Digital Equity and Incarcerated Individuals - DE4II/advocacy-tools GitHub Wiki
WHAT DOES DIGITAL EQUITY HAVE TO DO WITH INCARCERATED INDIVIDUALS?
The Digital Equity Act identifies Incarcerated Individuals as one of the covered populations that suffer from digital inequity. This should come as no surprise: many incarcerated individuals have no access to digital devices or internet connectivity and suffer high levels of digital illiteracy. In fact, some jurisdictions prohibit Internet access for incarcerated individuals by means of restrictive statutes or regulations. Moreover, even when incarcerated individuals do have access to digital devices and Internet connectivity, they are often prohibitively expensive, extremely limited, and poorly implemented due to the unique digital context, with its own unique barriers to digital equity, in which incarcerated individuals live.
Clearly incarcerated individuals suffer digital inequity. The question remains whether the digital inequity suffered by incarcerated individuals is merely one of many justified restrictions on liberty suffered by incarcerated individuals as a result of their punishment or incarnation, or whether digital inequity among incarcerated individuals is an evil that must be rooted out.

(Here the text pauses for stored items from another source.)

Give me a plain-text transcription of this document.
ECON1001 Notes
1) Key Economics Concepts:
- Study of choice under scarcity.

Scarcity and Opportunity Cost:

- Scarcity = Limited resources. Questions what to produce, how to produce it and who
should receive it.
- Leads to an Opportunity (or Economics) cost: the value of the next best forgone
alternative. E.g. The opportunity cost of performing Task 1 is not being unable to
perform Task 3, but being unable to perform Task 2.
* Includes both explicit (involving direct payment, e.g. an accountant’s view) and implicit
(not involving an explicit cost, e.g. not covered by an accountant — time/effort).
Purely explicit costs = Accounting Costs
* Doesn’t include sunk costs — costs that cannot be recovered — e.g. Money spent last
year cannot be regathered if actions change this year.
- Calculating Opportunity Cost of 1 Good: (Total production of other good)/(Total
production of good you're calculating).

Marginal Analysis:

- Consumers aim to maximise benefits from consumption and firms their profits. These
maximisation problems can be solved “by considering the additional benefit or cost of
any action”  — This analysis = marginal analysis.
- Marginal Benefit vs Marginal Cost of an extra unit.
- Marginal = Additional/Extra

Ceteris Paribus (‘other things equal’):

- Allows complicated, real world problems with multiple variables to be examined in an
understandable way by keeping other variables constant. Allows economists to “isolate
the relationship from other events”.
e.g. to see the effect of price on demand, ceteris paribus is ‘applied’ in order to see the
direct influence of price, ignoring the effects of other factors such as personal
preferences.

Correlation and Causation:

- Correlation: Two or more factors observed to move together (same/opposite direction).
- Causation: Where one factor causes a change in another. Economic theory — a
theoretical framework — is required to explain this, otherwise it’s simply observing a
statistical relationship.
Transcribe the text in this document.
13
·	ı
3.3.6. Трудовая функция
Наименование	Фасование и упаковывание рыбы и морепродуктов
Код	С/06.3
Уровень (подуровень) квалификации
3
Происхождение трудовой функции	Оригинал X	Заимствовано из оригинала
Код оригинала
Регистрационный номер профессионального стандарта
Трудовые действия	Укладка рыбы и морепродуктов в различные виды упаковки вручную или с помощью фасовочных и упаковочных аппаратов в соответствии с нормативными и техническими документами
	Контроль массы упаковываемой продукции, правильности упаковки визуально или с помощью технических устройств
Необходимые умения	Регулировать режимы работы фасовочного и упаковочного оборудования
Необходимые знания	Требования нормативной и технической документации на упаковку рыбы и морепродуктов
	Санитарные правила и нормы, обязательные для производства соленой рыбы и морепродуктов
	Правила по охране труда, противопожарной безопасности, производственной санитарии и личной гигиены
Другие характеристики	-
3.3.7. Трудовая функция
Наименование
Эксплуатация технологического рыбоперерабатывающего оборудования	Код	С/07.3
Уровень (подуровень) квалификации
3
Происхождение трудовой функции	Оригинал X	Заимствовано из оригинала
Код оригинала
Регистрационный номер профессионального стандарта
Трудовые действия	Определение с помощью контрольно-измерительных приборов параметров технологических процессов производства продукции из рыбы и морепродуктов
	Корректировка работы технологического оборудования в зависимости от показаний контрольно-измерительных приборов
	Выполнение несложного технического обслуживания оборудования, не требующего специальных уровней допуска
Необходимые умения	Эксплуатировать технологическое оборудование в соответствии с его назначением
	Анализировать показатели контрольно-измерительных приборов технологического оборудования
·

Because the increased economic and employment success, educational achievement, social inclusion, and civic engagement that tend to flow from digital equity are positively correlated with reduced recidivism among previously incarcerated individuals, digital equity among incarcerated individuals can be expected to reduce crime. As such, digital equity among incarcerated individuals is a matter of social justice, safety, and security and is worth pursing.